The most you can lose on any stock (assuming you don’t use leverage) is 100% of your money. But if you buy shares in a really great company, you can more than double your money. To wit, the Sunrun Inc. (NASDAQ:RUN) share price has flown 150% in the last three years. Most would be happy with that. And in the last month, the share price has gained -2.0%.
There is no denying that markets are sometimes efficient, but prices do not always reflect underlying business performance. One imperfect but simple way to consider how the market perception of a company has shifted is to compare the change in the earnings per share (EPS) with the share price movement.
During three years of share price growth, Sunrun moved from a loss to profitability. Given the importance of this milestone, it’s not overly surprising that the share price has increased strongly.
The graphic below depicts how EPS has changed over time (unveil the exact values by clicking on the image).

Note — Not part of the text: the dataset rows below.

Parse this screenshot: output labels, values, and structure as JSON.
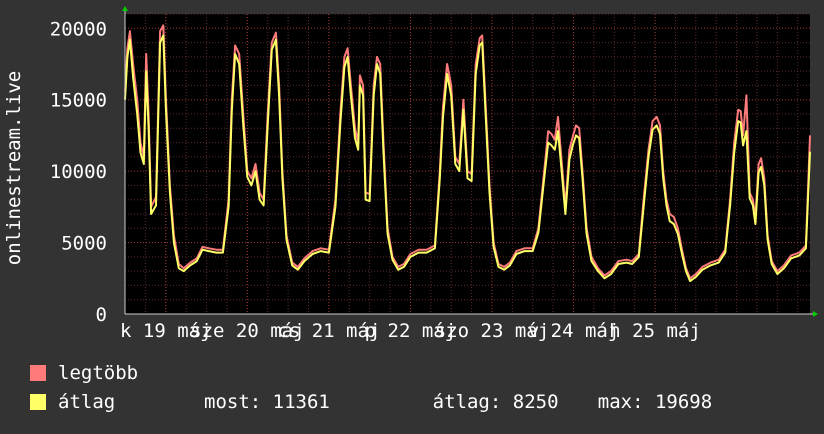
{
  "chart_data": {
    "type": "line",
    "ylabel": "onlinestream.live",
    "ylim": [
      0,
      21000
    ],
    "yticks": [
      0,
      5000,
      10000,
      15000,
      20000
    ],
    "x_tick_labels": [
      "k 19 máj",
      "sze 20 máj",
      "cs 21 máj",
      "p 22 máj",
      "szo 23 máj",
      "v 24 máj",
      "h 25 máj"
    ],
    "grid": true,
    "series": [
      {
        "name": "legtöbb",
        "color": "#ff7b7b",
        "points": [
          [
            0,
            15500
          ],
          [
            0.03,
            18600
          ],
          [
            0.06,
            19800
          ],
          [
            0.1,
            17400
          ],
          [
            0.15,
            15000
          ],
          [
            0.19,
            12000
          ],
          [
            0.23,
            11000
          ],
          [
            0.26,
            18200
          ],
          [
            0.29,
            14000
          ],
          [
            0.32,
            7500
          ],
          [
            0.38,
            8200
          ],
          [
            0.43,
            19800
          ],
          [
            0.47,
            20200
          ],
          [
            0.5,
            15300
          ],
          [
            0.55,
            9000
          ],
          [
            0.6,
            5500
          ],
          [
            0.66,
            3500
          ],
          [
            0.72,
            3200
          ],
          [
            0.8,
            3600
          ],
          [
            0.88,
            3900
          ],
          [
            0.95,
            4700
          ],
          [
            1.03,
            4600
          ],
          [
            1.12,
            4500
          ],
          [
            1.2,
            4500
          ],
          [
            1.27,
            8000
          ],
          [
            1.31,
            15000
          ],
          [
            1.35,
            18800
          ],
          [
            1.4,
            18200
          ],
          [
            1.45,
            14000
          ],
          [
            1.5,
            10000
          ],
          [
            1.55,
            9500
          ],
          [
            1.6,
            10500
          ],
          [
            1.65,
            8500
          ],
          [
            1.7,
            8000
          ],
          [
            1.75,
            14000
          ],
          [
            1.8,
            19000
          ],
          [
            1.85,
            19700
          ],
          [
            1.89,
            16000
          ],
          [
            1.93,
            10000
          ],
          [
            1.98,
            5500
          ],
          [
            2.05,
            3600
          ],
          [
            2.12,
            3300
          ],
          [
            2.2,
            3900
          ],
          [
            2.3,
            4400
          ],
          [
            2.4,
            4600
          ],
          [
            2.5,
            4500
          ],
          [
            2.58,
            8000
          ],
          [
            2.64,
            14000
          ],
          [
            2.69,
            18000
          ],
          [
            2.73,
            18600
          ],
          [
            2.77,
            16000
          ],
          [
            2.82,
            13000
          ],
          [
            2.86,
            12000
          ],
          [
            2.88,
            16700
          ],
          [
            2.92,
            16000
          ],
          [
            2.95,
            8500
          ],
          [
            3.0,
            8400
          ],
          [
            3.05,
            16000
          ],
          [
            3.09,
            18000
          ],
          [
            3.13,
            17500
          ],
          [
            3.17,
            12000
          ],
          [
            3.22,
            6000
          ],
          [
            3.28,
            4000
          ],
          [
            3.35,
            3300
          ],
          [
            3.42,
            3500
          ],
          [
            3.5,
            4200
          ],
          [
            3.6,
            4500
          ],
          [
            3.7,
            4500
          ],
          [
            3.8,
            4800
          ],
          [
            3.86,
            10000
          ],
          [
            3.9,
            14500
          ],
          [
            3.95,
            17500
          ],
          [
            4.0,
            16000
          ],
          [
            4.05,
            11000
          ],
          [
            4.1,
            10500
          ],
          [
            4.15,
            15000
          ],
          [
            4.2,
            10000
          ],
          [
            4.25,
            9800
          ],
          [
            4.3,
            17500
          ],
          [
            4.35,
            19300
          ],
          [
            4.38,
            19500
          ],
          [
            4.42,
            15000
          ],
          [
            4.47,
            9000
          ],
          [
            4.52,
            5000
          ],
          [
            4.58,
            3500
          ],
          [
            4.65,
            3300
          ],
          [
            4.72,
            3600
          ],
          [
            4.8,
            4400
          ],
          [
            4.9,
            4600
          ],
          [
            5.0,
            4600
          ],
          [
            5.07,
            6000
          ],
          [
            5.14,
            10000
          ],
          [
            5.19,
            12800
          ],
          [
            5.23,
            12600
          ],
          [
            5.27,
            12200
          ],
          [
            5.31,
            13800
          ],
          [
            5.35,
            11000
          ],
          [
            5.4,
            7500
          ],
          [
            5.45,
            11500
          ],
          [
            5.49,
            12400
          ],
          [
            5.53,
            13200
          ],
          [
            5.57,
            13000
          ],
          [
            5.61,
            10000
          ],
          [
            5.66,
            6000
          ],
          [
            5.72,
            4000
          ],
          [
            5.8,
            3200
          ],
          [
            5.88,
            2700
          ],
          [
            5.96,
            3000
          ],
          [
            6.05,
            3700
          ],
          [
            6.15,
            3800
          ],
          [
            6.22,
            3700
          ],
          [
            6.3,
            4200
          ],
          [
            6.36,
            8000
          ],
          [
            6.42,
            11500
          ],
          [
            6.47,
            13500
          ],
          [
            6.52,
            13800
          ],
          [
            6.56,
            13200
          ],
          [
            6.6,
            10000
          ],
          [
            6.64,
            8000
          ],
          [
            6.68,
            7000
          ],
          [
            6.73,
            6800
          ],
          [
            6.78,
            6000
          ],
          [
            6.83,
            4500
          ],
          [
            6.88,
            3200
          ],
          [
            6.93,
            2500
          ],
          [
            7.0,
            2800
          ],
          [
            7.08,
            3300
          ],
          [
            7.18,
            3600
          ],
          [
            7.28,
            3800
          ],
          [
            7.36,
            4500
          ],
          [
            7.42,
            8000
          ],
          [
            7.47,
            12000
          ],
          [
            7.52,
            14300
          ],
          [
            7.55,
            14200
          ],
          [
            7.58,
            12500
          ],
          [
            7.62,
            15300
          ],
          [
            7.66,
            8500
          ],
          [
            7.7,
            8000
          ],
          [
            7.73,
            6700
          ],
          [
            7.77,
            10500
          ],
          [
            7.8,
            10900
          ],
          [
            7.84,
            9500
          ],
          [
            7.88,
            5500
          ],
          [
            7.93,
            3700
          ],
          [
            8.0,
            3000
          ],
          [
            8.08,
            3400
          ],
          [
            8.17,
            4100
          ],
          [
            8.27,
            4300
          ],
          [
            8.35,
            4800
          ],
          [
            8.4,
            12500
          ]
        ]
      },
      {
        "name": "átlag",
        "color": "#ffff66",
        "points": [
          [
            0,
            15000
          ],
          [
            0.03,
            18000
          ],
          [
            0.06,
            19200
          ],
          [
            0.1,
            16500
          ],
          [
            0.15,
            14000
          ],
          [
            0.19,
            11300
          ],
          [
            0.23,
            10500
          ],
          [
            0.26,
            17000
          ],
          [
            0.29,
            13000
          ],
          [
            0.32,
            7000
          ],
          [
            0.38,
            7600
          ],
          [
            0.43,
            19000
          ],
          [
            0.47,
            19500
          ],
          [
            0.5,
            14500
          ],
          [
            0.55,
            8500
          ],
          [
            0.6,
            5000
          ],
          [
            0.66,
            3200
          ],
          [
            0.72,
            3000
          ],
          [
            0.8,
            3400
          ],
          [
            0.88,
            3700
          ],
          [
            0.95,
            4500
          ],
          [
            1.03,
            4400
          ],
          [
            1.12,
            4300
          ],
          [
            1.2,
            4300
          ],
          [
            1.27,
            7500
          ],
          [
            1.31,
            14200
          ],
          [
            1.35,
            18200
          ],
          [
            1.4,
            17500
          ],
          [
            1.45,
            13300
          ],
          [
            1.5,
            9600
          ],
          [
            1.55,
            9000
          ],
          [
            1.6,
            10000
          ],
          [
            1.65,
            8000
          ],
          [
            1.7,
            7600
          ],
          [
            1.75,
            13200
          ],
          [
            1.8,
            18500
          ],
          [
            1.85,
            19200
          ],
          [
            1.89,
            15300
          ],
          [
            1.93,
            9500
          ],
          [
            1.98,
            5200
          ],
          [
            2.05,
            3400
          ],
          [
            2.12,
            3100
          ],
          [
            2.2,
            3700
          ],
          [
            2.3,
            4200
          ],
          [
            2.4,
            4400
          ],
          [
            2.5,
            4300
          ],
          [
            2.58,
            7500
          ],
          [
            2.64,
            13300
          ],
          [
            2.69,
            17300
          ],
          [
            2.73,
            18000
          ],
          [
            2.77,
            15300
          ],
          [
            2.82,
            12300
          ],
          [
            2.86,
            11500
          ],
          [
            2.88,
            16000
          ],
          [
            2.92,
            15300
          ],
          [
            2.95,
            8000
          ],
          [
            3.0,
            7900
          ],
          [
            3.05,
            15300
          ],
          [
            3.09,
            17500
          ],
          [
            3.13,
            16800
          ],
          [
            3.17,
            11300
          ],
          [
            3.22,
            5600
          ],
          [
            3.28,
            3800
          ],
          [
            3.35,
            3100
          ],
          [
            3.42,
            3300
          ],
          [
            3.5,
            4000
          ],
          [
            3.6,
            4300
          ],
          [
            3.7,
            4300
          ],
          [
            3.8,
            4600
          ],
          [
            3.86,
            9500
          ],
          [
            3.9,
            13800
          ],
          [
            3.95,
            16800
          ],
          [
            4.0,
            15300
          ],
          [
            4.05,
            10500
          ],
          [
            4.1,
            10000
          ],
          [
            4.15,
            14300
          ],
          [
            4.2,
            9500
          ],
          [
            4.25,
            9300
          ],
          [
            4.3,
            16800
          ],
          [
            4.35,
            18800
          ],
          [
            4.38,
            19000
          ],
          [
            4.42,
            14300
          ],
          [
            4.47,
            8500
          ],
          [
            4.52,
            4700
          ],
          [
            4.58,
            3300
          ],
          [
            4.65,
            3100
          ],
          [
            4.72,
            3400
          ],
          [
            4.8,
            4200
          ],
          [
            4.9,
            4400
          ],
          [
            5.0,
            4400
          ],
          [
            5.07,
            5700
          ],
          [
            5.14,
            9500
          ],
          [
            5.19,
            12000
          ],
          [
            5.23,
            11800
          ],
          [
            5.27,
            11500
          ],
          [
            5.31,
            12800
          ],
          [
            5.35,
            10300
          ],
          [
            5.4,
            7000
          ],
          [
            5.45,
            10800
          ],
          [
            5.49,
            11800
          ],
          [
            5.53,
            12500
          ],
          [
            5.57,
            12300
          ],
          [
            5.61,
            9500
          ],
          [
            5.66,
            5600
          ],
          [
            5.72,
            3700
          ],
          [
            5.8,
            3000
          ],
          [
            5.88,
            2500
          ],
          [
            5.96,
            2800
          ],
          [
            6.05,
            3500
          ],
          [
            6.15,
            3600
          ],
          [
            6.22,
            3500
          ],
          [
            6.3,
            4000
          ],
          [
            6.36,
            7500
          ],
          [
            6.42,
            11000
          ],
          [
            6.47,
            12900
          ],
          [
            6.52,
            13200
          ],
          [
            6.56,
            12600
          ],
          [
            6.6,
            9500
          ],
          [
            6.64,
            7600
          ],
          [
            6.68,
            6500
          ],
          [
            6.73,
            6300
          ],
          [
            6.78,
            5600
          ],
          [
            6.83,
            4200
          ],
          [
            6.88,
            3000
          ],
          [
            6.93,
            2300
          ],
          [
            7.0,
            2600
          ],
          [
            7.08,
            3100
          ],
          [
            7.18,
            3400
          ],
          [
            7.28,
            3600
          ],
          [
            7.36,
            4300
          ],
          [
            7.42,
            7600
          ],
          [
            7.47,
            11300
          ],
          [
            7.52,
            13500
          ],
          [
            7.55,
            13400
          ],
          [
            7.58,
            11800
          ],
          [
            7.62,
            12800
          ],
          [
            7.66,
            8100
          ],
          [
            7.7,
            7600
          ],
          [
            7.73,
            6300
          ],
          [
            7.77,
            9900
          ],
          [
            7.8,
            10300
          ],
          [
            7.84,
            9000
          ],
          [
            7.88,
            5200
          ],
          [
            7.93,
            3500
          ],
          [
            8.0,
            2800
          ],
          [
            8.08,
            3200
          ],
          [
            8.17,
            3900
          ],
          [
            8.27,
            4100
          ],
          [
            8.35,
            4600
          ],
          [
            8.4,
            11361
          ]
        ]
      }
    ],
    "x_range": [
      0,
      8.4
    ],
    "stats": {
      "most_label": "most:",
      "most_value": "11361",
      "atlag_label": "átlag:",
      "atlag_value": "8250",
      "max_label": "max:",
      "max_value": "19698"
    }
  }
}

We know that Sunrun has improved its bottom line over the last three years, but what does the future have in store? Take a more thorough look at Sunrun’s financial health with this free report on its balance sheet.
A Different Perspective
It’s nice to see that Sunrun shareholders have gained 120% (in total) over the last year. That gain actually surpasses the 36% TSR it generated (per year) over three years. Given the track record of solid returns over varying time frames, it might be worth putting Sunrun on your watchlist. Most investors take the time to check the data on insider transactions. You can click here to see if insiders have been buying or selling.
If you are like me, then you will not want to miss this free list of growing companies that insiders are buying.Please note, the market returns quoted in this article reflect the market weighted average returns of stocks that currently trade on US exchanges.
We aim to bring you long-term focused research analysis driven by fundamental data. Note that our analysis may not factor in the latest price-sensitive company announcements or qualitative material.
If you spot an error that warrants correction, please contact the editor at email@example.com. This article by Simply Wall St is general in nature. It does not constitute a recommendation to buy or sell any stock, and does not take account of your objectives, or your financial situation. Simply Wall St has no position in the stocks mentioned. Thank you for reading.